The event sponsored by "Salesian Missions," with the collaboration of Fr Thomas Pallithanam, Salesian representative to ECOSOC, aims to address the pressing need for integral education, with a focus on Goal No. 7 of Sustainable Development Goal (SDG) No. 4: "By 2030, ensure that all learners acquire the knowledge and skills needed to promote sustainable development, including, among others, through education for sustainable development and sustainable lifestyles, human rights, gender equality, promotion of a culture of peace and nonviolence, global citizenship and appreciation of cultural diversity and of culture’s contribution to sustainable development.”
Although considerable progress has been made in this field, the various goals set have still not been achieved. And although education has always been seen as a factor in development, inequality in the world continues to grow.
The goals in 4.7 can make education truly transformative.
And as the international community prepares for the Transformative Education Summit in September 2022, the challenge to be met is to make education a true engine of development.
In his introductory speech, Fr García Morcuende first recalls the figure of Don Bosco, "a person really committed to education, a great builder of educational works for the new generations, to whom he transmitted many values through school, culture, professional training: his boys were trained to be upright and competent workers, social actors with a great civic sense, an active citizenship. A modern message for the times then and now."
On the founder's model, the General Councilor for Youth Ministry derives the Salesian conception of “the educator, in our institution, the Salesian Congregation, full of concerns for the daily needs of young people, is aware of his transformative impact in the educational, social and even political fields.”
And he also recalls that for the Salesians, present in 134 countries around the world, with more than 3,000 schools, more than 700 Vocational Training Centers and 90 Higher Education Centers, and more than 1,000 centers dedicated to the neediest youth population, "it is necessary to fine-tune an intellectual and emotional intuition of the world of youth, especially of the most 'abandoned' ones: education, if it is not holistic, is no longer effective."

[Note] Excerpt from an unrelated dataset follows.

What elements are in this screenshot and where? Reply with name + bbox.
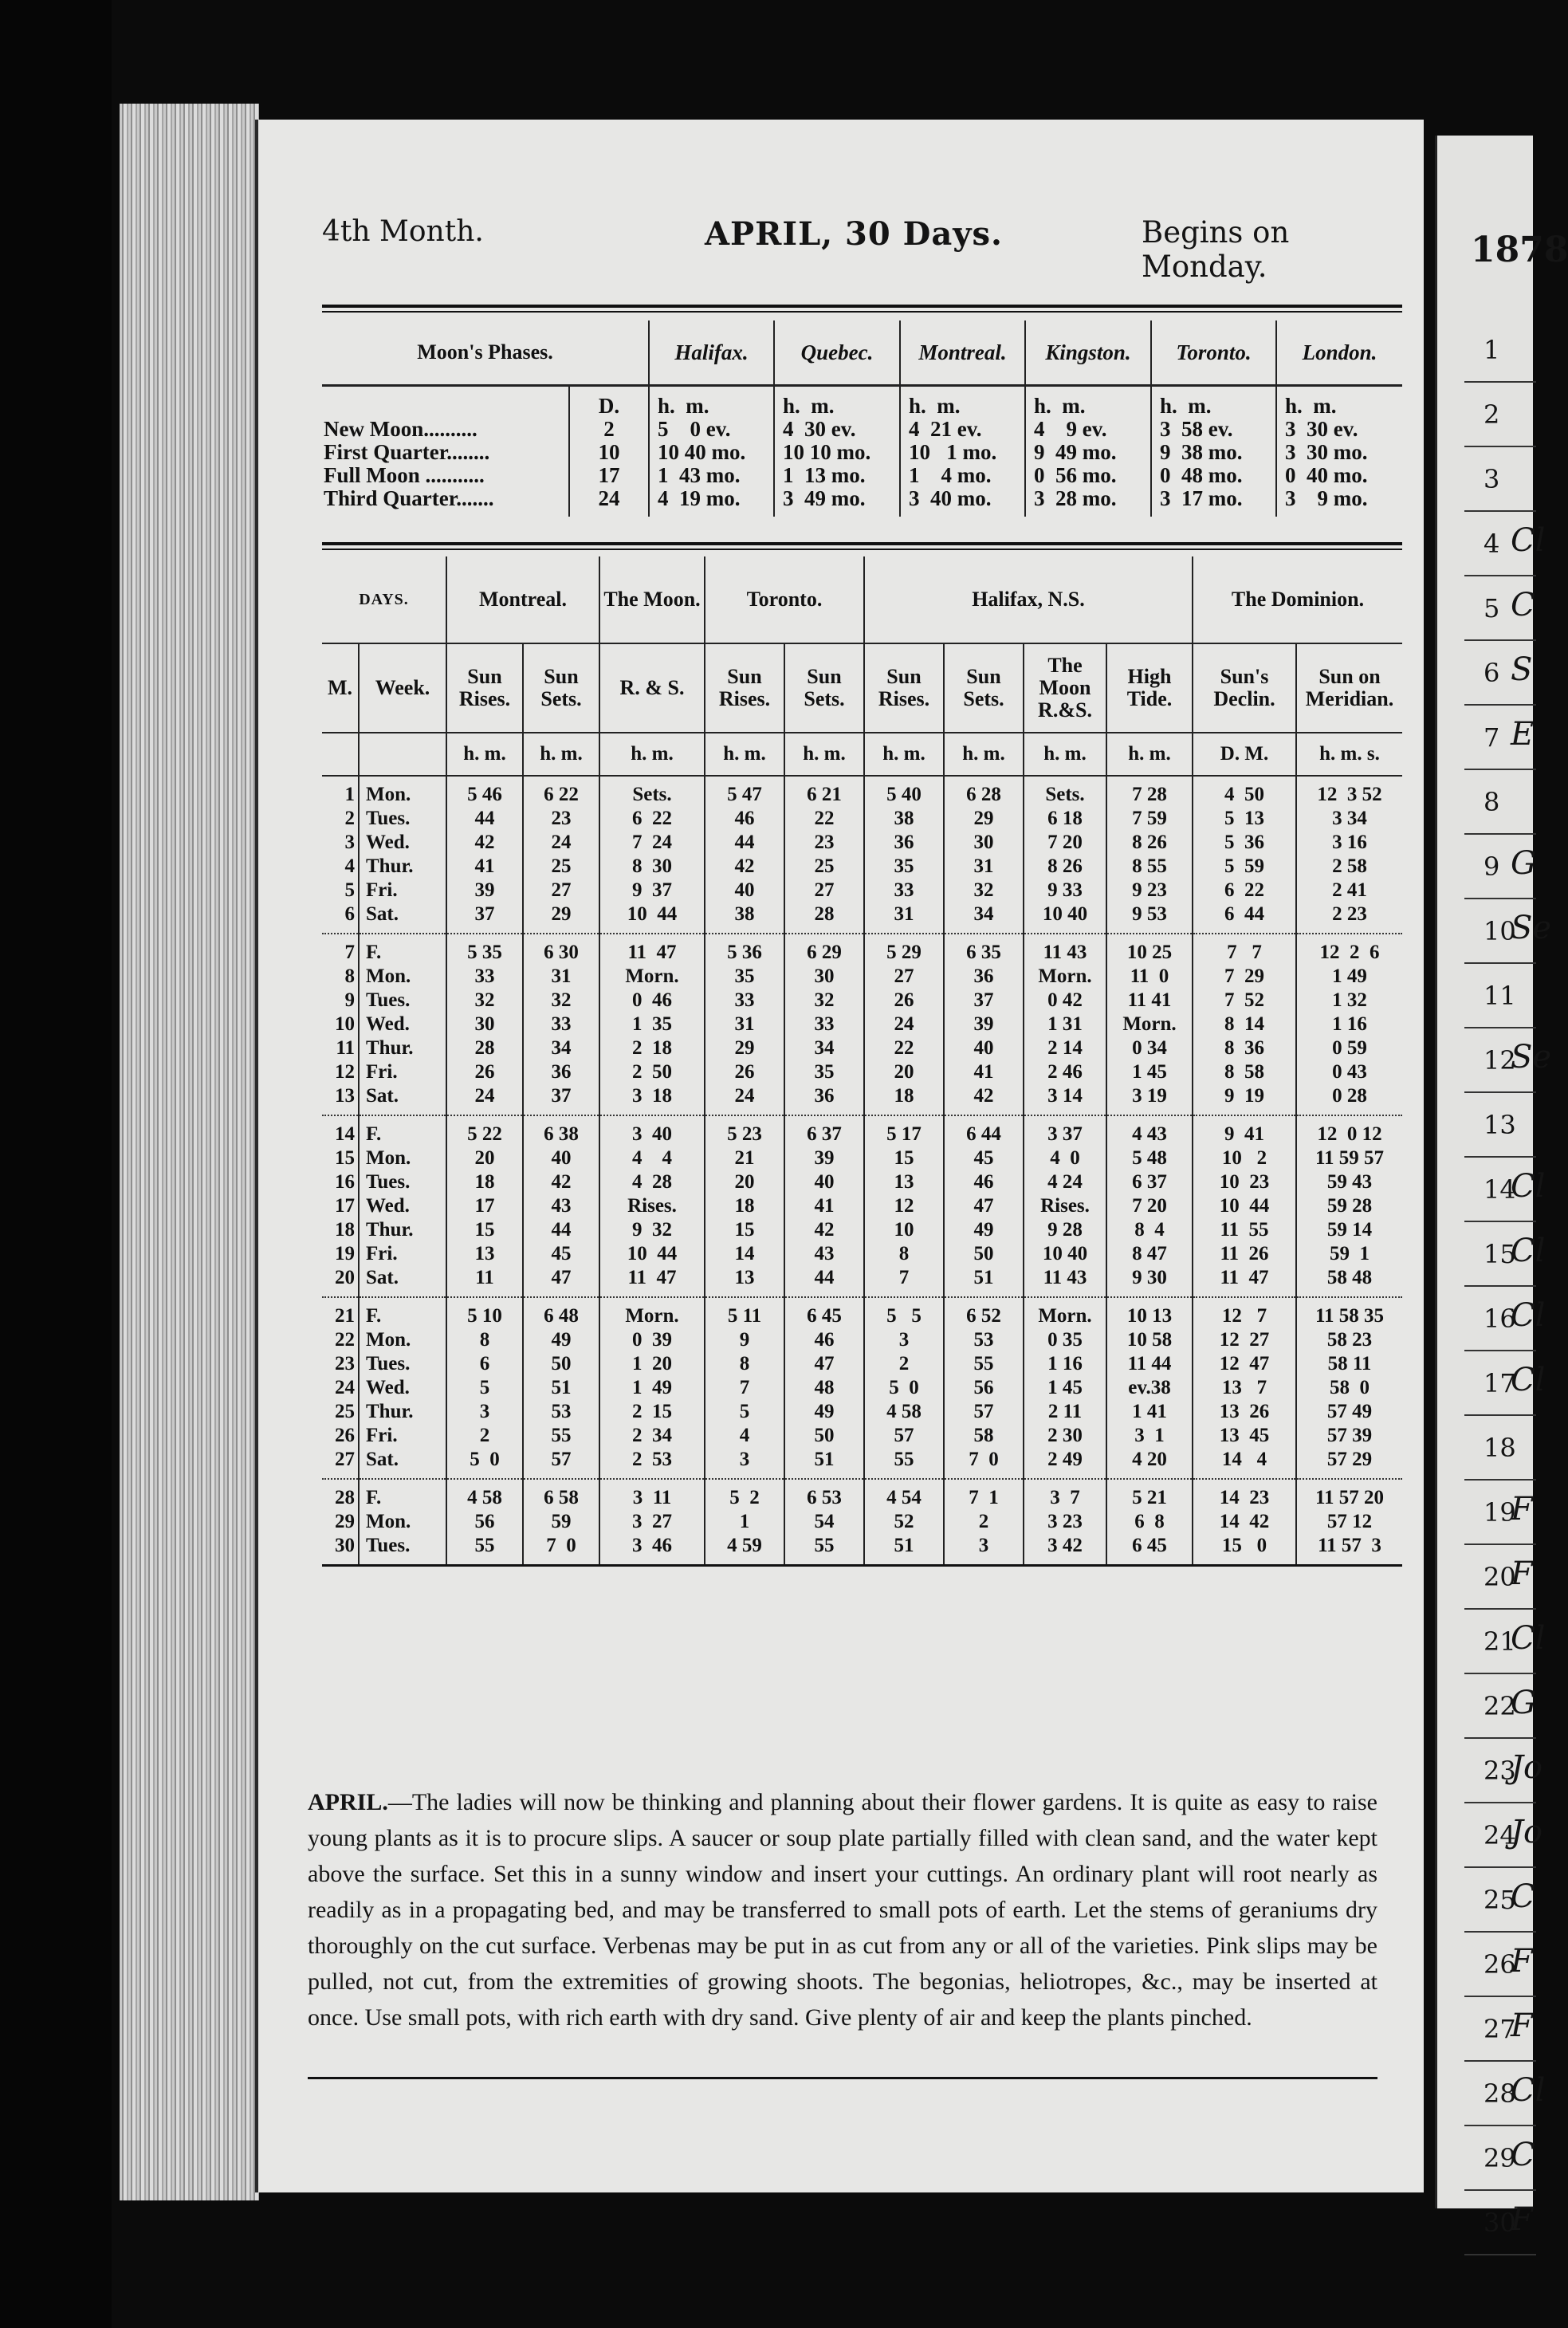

Developing his thought, Fr García Morcuende further argues that "society must make it possible for all people to receive an integral education based on dialogue, on the responsible use of freedom, on the discovery and development of the skills we have, on autonomy as a capacity for self-regulation of each one of us, on empathy toward other people, and in short, its interest is to turn us into citizens with balanced feelings and with the possibility of developing our competencies."
It is, in a nutshell, about cultivating "the values of the Sustainable Development Goals, without which education cannot be transformative."
For this, the General Counsel also recalls Pope Francis' calls for a Global Compact on Education, as well as the forthcoming Transformational Education Summit in September 2022 convened by UN Secretary-General Antonio Guterres, both of which are driven by the realization that “The more the young are educated to values the better they can work for making this world a better place, where peace and justice reigns and where No One Is Left Behind.”
The event is moderated by Barbara Terenzi, Head of the Human Rights and Advocacy Office of the Salesian NGO "VIS - International Volunteering for Development," and also features speeches by other personalities and representatives of international agencies, NGOs, and entities committed to Human Rights.